Because SWA Cargo is a byproduct of passenger carrier Southwest Airlines, Buckley says that “as the airline goes, cargo goes.” SWA uses the passenger planes to carry cargo into existing markets, and the cargo team is gearing up to serve even more markets soon. In 2011, Southwest Airlines purchased AirTran Airways. Since that time the company has worked diligently to integrate operations and automation to connect the networks.
Capacity and Connectivity
“We announced the acquisition of AirTran in September 2010 and established the legal close in May 2011,” Buckley says. “We have been feverishly working on integrating AirTran into SWA for passengers which enables cargo connectivity as well. We were excited to introduce our cargo products and services into the AirTran route structure on April 14th.”
With this single purchase and two years of planning, SWA Cargo increased its capacity by 13 percent and added 68 new non-stop markets to its network. Because SWA Cargo already has cargo facilities throughout the country and physical and electronic infrastructure, AirTran will feed into this existing system.

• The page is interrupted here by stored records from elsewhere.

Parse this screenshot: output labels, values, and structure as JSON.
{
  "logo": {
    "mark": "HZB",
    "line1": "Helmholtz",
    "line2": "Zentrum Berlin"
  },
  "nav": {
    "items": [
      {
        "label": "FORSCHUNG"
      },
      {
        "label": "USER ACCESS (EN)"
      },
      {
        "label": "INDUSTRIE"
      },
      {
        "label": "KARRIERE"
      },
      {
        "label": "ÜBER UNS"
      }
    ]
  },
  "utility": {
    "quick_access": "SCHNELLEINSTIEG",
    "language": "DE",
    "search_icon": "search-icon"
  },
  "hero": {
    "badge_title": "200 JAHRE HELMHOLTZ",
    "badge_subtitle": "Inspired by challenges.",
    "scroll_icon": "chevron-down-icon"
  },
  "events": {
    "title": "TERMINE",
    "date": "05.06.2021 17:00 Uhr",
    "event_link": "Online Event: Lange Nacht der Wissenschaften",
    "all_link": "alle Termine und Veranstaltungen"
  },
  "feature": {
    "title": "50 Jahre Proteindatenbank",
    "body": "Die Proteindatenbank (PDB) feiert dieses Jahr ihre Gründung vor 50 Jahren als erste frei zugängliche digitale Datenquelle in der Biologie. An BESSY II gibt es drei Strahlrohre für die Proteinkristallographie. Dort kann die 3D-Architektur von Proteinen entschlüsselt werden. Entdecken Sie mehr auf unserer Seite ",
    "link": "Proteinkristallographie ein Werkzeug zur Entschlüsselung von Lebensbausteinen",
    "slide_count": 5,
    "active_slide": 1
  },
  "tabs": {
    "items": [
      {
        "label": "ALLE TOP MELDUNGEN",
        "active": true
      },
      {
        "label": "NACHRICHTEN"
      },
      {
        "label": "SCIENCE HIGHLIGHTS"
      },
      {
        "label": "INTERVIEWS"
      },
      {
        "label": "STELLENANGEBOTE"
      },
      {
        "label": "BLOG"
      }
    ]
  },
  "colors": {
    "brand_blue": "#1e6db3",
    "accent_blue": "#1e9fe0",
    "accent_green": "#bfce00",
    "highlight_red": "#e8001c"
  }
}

Buckley says it added about 430 new daily AirTran flights to its existing 3,300 daily flights on SWA.
Of all the many upsides of this major move, Buckley says that Atlanta is the premier destination. SWA Cargo added 90 new flights to and from ATL that provided shipping options to 22 new nonstop destinations. Customers benefited from the increase from 12 nonstop destinations to 34 destinations with AirTran.
“Atlanta is a great market,” he says. “We have an existing customer base all over the country and many of them have branch locations around the country and they all have locations in Atlanta. They have trust with us and experience with the kind of service we provide, and they’ve expressed they want the same kind of service coming into and out of Atlanta. It’s like having a built-in customer base.”
In addition to growing its to-and-fro service in ATL, SWA Cargo added some new markets. Richmond, Va.; Charlotte, N.C.; and Rochester, N.Y., were added to the roster on April 14. On May 1, it will begin servicing San Juan, Puerto Rico. As it inducts new markets, it will continue to grow existing ones.
“This will give us more frequency in other markets, as well,” Buckley says. “Fort Lauderdale, Indianapolis, La Guardia, Baltimore, Philadelphia and Tampa, to name a few – this larger network will really give us a greater breadth of service just by virtue of adding the AirTran network to ours.”
On to New Horizons
As it builds its domestic market, Southwest Airlines has publicly announced intentions to become an international carrier, which means by extension, SWA Cargo will follow the same route. Buckley says the company is positioning itself to handle current changes and prepare for future expansion. The company has narrowed down a list of vendors with customizable dispatching automation technology to handle international shipping.
In the midst of its international aspirations, the company also is improving technology and service here and now. Working with its partner, On Asset, it is able to offer the commercial air cargo industry’s most comprehensive tracking solution system called Cargo Companion. It says this wireless asset-tracking device provides customers with detailed real-time data such as location, temperature and humidity of carriers all the way from origination to destination. The tool is offered to customers with high-value, time critical, and often irreplaceable items like lab specimens and critical parts.
SWA is also working to implement planeside scanning to scan baggage/shipments while loading or unloading the aircraft, so it can know where shipments are throughout the entire system, not just when it’s at the cargo facility. “Customers want to have peace of mind and information gives them that,” Buckley says.